My GF turned me on to a lot of the new wave of foreign underground horror coming out of Europe atm, and I must admit this was def one of the better ones that struck me both for brutality & for thought provoking social commentary via an excellent storyline. with a twist....

great movie. great review.

Chris Regan said...

Awesome review - I loved this film too and you've picked out all the reasons why. It's great to see a horror film with some intelligence behind it.

Franco Macabro said...

This movie blew me away, dont know if you checked out my review for it a while back but I was flabbergasted with this one.

Its shocking on various levels, the gore, which is pretty high, and very much within the real of torture porn, the story, which grabs you from the first seconds of the film, right away you gotta know whats happened to this girl, and you stick with her and the story all the way to the end, and finally, the themes, which elevate this film into the "bravo filmmaking" stratosphere.

Awesome, daring, and relentless. My favorite of the new french horror.

Neil Fulwood said...

Stonerphonic - thanks for your comment. 'Martyrs' was part of the first wave of French extreme horror movies along with 'Switchblade Romance' and 'Them'. All of which have a social point to make, or take a deconstructive approach to the genre. 'Martyrs', for my money, is the best of them - it has a classic horror movie narrative but underpinned with real ideas.

Chris - absolutely. The intellectual/spiritual concept is what takes 'Martyrs' beyond the obvious genre trappings of so many similar films and makes it an edgy and provocative piece of cinema.

Francisco - it was actually your review that started me along the path of thinking that 'Martyrs' was something I definitely needed to see. I'm so glad that the bloggers whose reviews I read were respectful and responsible and didn't give anything away. I knew enough about the film when I approached it to steel myself for how harsh it is, but was still taken aback by that astounding stroke of legerdemain halfway through. Seriously, once the focus shifted from Lucie to Anna, my insides were crawling when I realised the ordeal that lay ahead of her.

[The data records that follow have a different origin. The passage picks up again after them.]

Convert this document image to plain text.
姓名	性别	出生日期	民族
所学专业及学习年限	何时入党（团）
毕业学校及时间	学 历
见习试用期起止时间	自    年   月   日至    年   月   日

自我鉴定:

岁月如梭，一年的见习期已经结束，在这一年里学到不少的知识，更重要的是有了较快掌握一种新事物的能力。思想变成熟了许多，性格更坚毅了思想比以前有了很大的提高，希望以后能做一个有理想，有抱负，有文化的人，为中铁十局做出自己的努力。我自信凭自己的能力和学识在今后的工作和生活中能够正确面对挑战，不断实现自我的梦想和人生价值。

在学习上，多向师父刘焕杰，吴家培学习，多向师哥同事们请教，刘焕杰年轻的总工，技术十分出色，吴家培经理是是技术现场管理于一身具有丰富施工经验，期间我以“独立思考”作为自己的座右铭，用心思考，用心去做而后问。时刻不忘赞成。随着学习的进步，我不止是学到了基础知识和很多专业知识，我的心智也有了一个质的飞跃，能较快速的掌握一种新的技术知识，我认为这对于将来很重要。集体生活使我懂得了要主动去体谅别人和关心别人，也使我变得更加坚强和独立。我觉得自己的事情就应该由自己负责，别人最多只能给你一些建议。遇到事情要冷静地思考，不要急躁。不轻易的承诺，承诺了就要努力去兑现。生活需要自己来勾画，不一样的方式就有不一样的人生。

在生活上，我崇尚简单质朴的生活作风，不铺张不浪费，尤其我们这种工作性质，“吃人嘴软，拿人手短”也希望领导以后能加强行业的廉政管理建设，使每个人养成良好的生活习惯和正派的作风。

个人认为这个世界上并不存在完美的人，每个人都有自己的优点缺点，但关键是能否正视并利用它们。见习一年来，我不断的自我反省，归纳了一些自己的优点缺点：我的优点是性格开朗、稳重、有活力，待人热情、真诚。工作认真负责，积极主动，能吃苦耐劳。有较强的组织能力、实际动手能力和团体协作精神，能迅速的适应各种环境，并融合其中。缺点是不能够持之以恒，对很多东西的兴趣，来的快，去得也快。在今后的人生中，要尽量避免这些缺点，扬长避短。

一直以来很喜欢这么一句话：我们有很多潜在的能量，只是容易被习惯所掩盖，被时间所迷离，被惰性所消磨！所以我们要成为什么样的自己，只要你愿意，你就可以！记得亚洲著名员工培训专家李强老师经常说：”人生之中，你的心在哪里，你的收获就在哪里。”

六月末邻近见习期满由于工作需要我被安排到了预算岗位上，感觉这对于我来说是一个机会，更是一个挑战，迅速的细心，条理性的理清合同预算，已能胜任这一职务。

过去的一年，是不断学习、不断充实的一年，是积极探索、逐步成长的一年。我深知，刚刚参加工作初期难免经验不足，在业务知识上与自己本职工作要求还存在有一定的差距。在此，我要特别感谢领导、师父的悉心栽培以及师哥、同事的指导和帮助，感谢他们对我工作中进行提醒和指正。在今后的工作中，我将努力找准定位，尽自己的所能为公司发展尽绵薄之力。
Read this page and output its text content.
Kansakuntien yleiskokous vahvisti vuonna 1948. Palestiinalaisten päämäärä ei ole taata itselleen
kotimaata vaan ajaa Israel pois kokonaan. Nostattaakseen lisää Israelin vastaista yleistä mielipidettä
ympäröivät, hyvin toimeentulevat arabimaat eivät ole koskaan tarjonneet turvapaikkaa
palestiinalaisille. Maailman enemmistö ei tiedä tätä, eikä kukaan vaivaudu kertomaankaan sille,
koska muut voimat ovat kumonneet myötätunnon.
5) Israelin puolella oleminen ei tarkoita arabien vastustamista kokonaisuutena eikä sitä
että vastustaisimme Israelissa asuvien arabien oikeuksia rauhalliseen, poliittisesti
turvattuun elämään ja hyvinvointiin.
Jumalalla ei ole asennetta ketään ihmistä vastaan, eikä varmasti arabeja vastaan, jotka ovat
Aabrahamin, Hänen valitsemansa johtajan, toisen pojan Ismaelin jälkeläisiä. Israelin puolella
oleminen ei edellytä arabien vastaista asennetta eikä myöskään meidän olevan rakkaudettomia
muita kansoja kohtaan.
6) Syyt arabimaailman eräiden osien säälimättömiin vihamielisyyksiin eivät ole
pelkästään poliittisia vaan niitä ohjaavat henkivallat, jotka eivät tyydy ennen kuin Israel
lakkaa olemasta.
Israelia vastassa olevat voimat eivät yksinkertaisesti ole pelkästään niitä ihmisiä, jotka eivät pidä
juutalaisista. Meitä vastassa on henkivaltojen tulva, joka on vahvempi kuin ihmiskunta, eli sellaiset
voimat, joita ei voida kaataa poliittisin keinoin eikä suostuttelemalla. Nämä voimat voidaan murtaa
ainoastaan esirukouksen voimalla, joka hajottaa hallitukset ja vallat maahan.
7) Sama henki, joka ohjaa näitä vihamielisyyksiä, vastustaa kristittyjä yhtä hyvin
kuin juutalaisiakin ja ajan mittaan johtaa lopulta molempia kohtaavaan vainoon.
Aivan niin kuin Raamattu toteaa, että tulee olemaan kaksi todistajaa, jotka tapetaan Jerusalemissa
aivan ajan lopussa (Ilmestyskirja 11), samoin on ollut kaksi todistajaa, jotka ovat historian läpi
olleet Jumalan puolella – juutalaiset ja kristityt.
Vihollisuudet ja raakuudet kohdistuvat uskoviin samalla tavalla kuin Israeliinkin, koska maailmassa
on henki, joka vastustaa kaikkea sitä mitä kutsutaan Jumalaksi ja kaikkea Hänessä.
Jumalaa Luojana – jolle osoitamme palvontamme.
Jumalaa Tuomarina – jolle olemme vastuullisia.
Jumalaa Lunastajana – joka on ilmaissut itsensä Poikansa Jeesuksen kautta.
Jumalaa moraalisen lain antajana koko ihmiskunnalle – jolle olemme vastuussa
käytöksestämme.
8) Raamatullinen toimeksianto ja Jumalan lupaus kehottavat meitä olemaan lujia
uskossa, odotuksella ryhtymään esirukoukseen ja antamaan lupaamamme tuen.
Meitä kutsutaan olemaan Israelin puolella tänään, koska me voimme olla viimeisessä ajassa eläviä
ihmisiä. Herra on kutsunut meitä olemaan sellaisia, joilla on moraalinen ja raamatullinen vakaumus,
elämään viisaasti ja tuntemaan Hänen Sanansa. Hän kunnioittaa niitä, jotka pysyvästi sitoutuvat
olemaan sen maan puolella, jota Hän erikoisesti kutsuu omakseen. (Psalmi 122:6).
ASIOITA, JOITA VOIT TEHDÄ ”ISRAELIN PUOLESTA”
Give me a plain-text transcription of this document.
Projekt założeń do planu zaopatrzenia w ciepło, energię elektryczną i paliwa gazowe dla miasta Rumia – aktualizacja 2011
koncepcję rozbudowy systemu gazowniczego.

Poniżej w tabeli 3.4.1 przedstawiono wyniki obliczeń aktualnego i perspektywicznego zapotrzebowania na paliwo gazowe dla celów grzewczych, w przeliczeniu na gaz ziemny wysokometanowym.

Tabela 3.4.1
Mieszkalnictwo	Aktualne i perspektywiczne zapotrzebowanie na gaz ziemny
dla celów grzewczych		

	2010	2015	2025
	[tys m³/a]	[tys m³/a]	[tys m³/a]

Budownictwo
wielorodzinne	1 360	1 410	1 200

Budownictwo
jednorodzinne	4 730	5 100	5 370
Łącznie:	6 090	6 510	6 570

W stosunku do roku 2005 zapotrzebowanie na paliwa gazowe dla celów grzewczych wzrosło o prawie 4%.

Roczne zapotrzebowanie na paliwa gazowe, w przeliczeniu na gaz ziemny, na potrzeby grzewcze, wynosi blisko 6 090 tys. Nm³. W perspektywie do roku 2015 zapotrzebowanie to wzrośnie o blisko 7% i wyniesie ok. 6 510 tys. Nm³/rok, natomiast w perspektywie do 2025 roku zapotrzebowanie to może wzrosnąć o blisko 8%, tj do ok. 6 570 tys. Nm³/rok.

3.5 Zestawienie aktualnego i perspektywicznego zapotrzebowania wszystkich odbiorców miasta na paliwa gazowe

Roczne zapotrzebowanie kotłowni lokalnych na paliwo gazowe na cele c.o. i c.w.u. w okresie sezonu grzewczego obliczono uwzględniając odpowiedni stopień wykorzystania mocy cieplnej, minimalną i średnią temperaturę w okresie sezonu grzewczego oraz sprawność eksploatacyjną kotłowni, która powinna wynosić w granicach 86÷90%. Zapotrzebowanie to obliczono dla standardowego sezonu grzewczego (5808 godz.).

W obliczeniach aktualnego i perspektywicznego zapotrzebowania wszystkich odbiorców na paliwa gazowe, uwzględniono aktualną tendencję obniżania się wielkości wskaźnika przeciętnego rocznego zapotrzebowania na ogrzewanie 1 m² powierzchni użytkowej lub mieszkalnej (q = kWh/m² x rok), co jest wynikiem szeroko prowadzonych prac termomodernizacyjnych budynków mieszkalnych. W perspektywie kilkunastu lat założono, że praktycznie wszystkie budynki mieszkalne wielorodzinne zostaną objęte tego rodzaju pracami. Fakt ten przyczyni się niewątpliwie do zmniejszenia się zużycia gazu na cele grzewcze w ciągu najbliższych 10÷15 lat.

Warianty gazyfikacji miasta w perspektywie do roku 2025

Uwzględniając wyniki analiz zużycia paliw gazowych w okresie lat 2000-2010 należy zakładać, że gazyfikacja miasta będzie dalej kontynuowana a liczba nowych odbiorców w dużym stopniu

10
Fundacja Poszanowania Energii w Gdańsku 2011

Thanks for commenting, guys, and it's good to hear from people who took as much away from this challenging but brilliant film as I did.

Troy Olson said...

Been a while since I watched this, but I initially remember being a little miffed at how the beginning is something of a feint to getting to the second half of the film. Felt like a cheat to me at the time. Not sure if rewatching knowing what's coming will change my mind on that or not.

Really thought the ending was well done and very thought provoking, which I didn't expect to see out of what is ostensibly a torture porn film. It bugged me that it ending with a cornball "dictionary definition" though -- don't they teach you not to do that on day one of film school!

Neil Fulwood said...

Yeah, that dictionary definition - interspersed as it is between the last and second-to-last shots, is overkill. Anyone who doesn't get what the film is about by this point has probably already left the theatre or ejected the DVD.